Most impressive was a heavy-haul tractor with an 18-speed pulling a loaded multi-axle trailer (gross weight was 125,000 pounds) on a 15% upgrade. Urge to Move started it repeatedly. OK, the front end hopped a little as the clutch engaged, but the rig started up strongly. (There was one hiccup: On the first try the engine died and had to be restarted. The demo driver said the 16-liter diesel had been acting up.)
Of course, a good gear-jammin’ driver can put a manual transmission in Low (or one of the Low-Low ratios, if it’s that kind of gearbox), ease off the clutch pedal and the rig will begin to move easily on level ground. On a hill it can still be done. But it takes a steady foot on the accelerator to avoid engine surging. And upshifting competently on an upgrade can be very tricky. A driver with some experience can do this, but a novice will have trouble, and while learning can burn the clutch or break a U-joint. Put him or her in a truck with an UltraShift Plus with these features, explain how they work, and with care the driver can do it correctly the first time.
However, to get the most out of driving an automated transmission with an automatically actuated clutch requires the driver to understand what a clutch is (some young people who grew up with automatic transmissions might not know) and how it should be respected. A driver also must know these new features are there and how to engage them. Eaton will send technical reps to help with these instructions, and there are videos on YouTube, some by Eaton and some by regular guys sharing tips and occasional complaints.

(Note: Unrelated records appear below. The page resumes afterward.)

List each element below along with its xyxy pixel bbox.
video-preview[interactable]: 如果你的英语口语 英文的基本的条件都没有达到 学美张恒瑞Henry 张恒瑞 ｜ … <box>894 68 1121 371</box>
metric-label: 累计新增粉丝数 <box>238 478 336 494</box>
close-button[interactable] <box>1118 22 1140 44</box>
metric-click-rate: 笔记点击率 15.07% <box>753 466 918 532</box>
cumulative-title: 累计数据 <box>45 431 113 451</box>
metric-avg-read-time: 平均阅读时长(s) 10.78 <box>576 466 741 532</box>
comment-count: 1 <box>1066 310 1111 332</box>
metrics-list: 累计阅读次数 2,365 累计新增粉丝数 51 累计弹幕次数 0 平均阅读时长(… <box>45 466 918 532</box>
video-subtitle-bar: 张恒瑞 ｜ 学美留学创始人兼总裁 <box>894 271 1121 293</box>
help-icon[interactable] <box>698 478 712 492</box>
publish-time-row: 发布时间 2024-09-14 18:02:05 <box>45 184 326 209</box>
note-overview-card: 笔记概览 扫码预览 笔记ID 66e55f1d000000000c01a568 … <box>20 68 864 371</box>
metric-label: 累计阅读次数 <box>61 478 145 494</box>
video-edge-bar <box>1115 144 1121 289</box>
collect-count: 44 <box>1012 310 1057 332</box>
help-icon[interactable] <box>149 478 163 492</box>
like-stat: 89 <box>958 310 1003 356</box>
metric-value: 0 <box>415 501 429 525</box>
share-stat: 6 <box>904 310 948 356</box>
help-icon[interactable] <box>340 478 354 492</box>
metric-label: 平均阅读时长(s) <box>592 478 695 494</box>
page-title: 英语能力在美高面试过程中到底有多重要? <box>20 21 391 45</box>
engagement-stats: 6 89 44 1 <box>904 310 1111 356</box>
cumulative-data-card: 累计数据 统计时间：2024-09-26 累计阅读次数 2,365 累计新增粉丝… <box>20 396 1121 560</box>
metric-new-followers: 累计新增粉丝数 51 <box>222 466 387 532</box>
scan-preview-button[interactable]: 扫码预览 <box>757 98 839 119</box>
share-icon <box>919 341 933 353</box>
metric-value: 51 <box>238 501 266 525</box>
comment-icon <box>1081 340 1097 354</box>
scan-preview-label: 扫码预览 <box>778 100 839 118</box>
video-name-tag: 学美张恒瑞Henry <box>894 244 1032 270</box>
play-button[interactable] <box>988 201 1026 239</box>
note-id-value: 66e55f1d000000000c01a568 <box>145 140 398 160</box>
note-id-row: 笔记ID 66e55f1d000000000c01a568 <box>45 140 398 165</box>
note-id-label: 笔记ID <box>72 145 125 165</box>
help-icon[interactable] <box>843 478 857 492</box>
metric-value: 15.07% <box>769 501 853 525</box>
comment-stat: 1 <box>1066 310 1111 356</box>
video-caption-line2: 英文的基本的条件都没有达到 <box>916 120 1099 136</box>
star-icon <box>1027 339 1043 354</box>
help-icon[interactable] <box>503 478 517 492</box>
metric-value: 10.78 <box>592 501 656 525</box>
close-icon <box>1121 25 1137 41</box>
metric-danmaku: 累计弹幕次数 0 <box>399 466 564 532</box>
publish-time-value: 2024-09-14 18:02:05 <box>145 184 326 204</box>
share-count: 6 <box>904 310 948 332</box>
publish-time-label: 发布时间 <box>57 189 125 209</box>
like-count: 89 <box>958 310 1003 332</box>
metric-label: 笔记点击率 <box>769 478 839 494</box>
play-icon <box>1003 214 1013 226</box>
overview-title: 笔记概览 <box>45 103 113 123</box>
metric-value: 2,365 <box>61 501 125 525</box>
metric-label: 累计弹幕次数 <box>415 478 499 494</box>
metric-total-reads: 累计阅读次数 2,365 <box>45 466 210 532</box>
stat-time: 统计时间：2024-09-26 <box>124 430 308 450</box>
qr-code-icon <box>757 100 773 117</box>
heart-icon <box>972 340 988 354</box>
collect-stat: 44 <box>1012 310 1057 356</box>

Eaton’s automated products have become affordable, with models costing about $2,000 to $6,000 more than a comparable manual, depending on the transmission model and the truck builder’s pricing intentions. Of course these gearboxes not only shift themselves, but also do it correctly much more often than an average driver can, and don’t tire out at the end of a long day. This saves money on fuel and prevents wear and tear on the driveline. The new features make UltraShift Plus AMTs more useful and versatile.
Tom Berg holds a commercial driver’s license and does Test Drives of all classes of trucks. He also writes about vocational and medium-duty trucks, trailers and bodies, maintenance, and alternative fuels.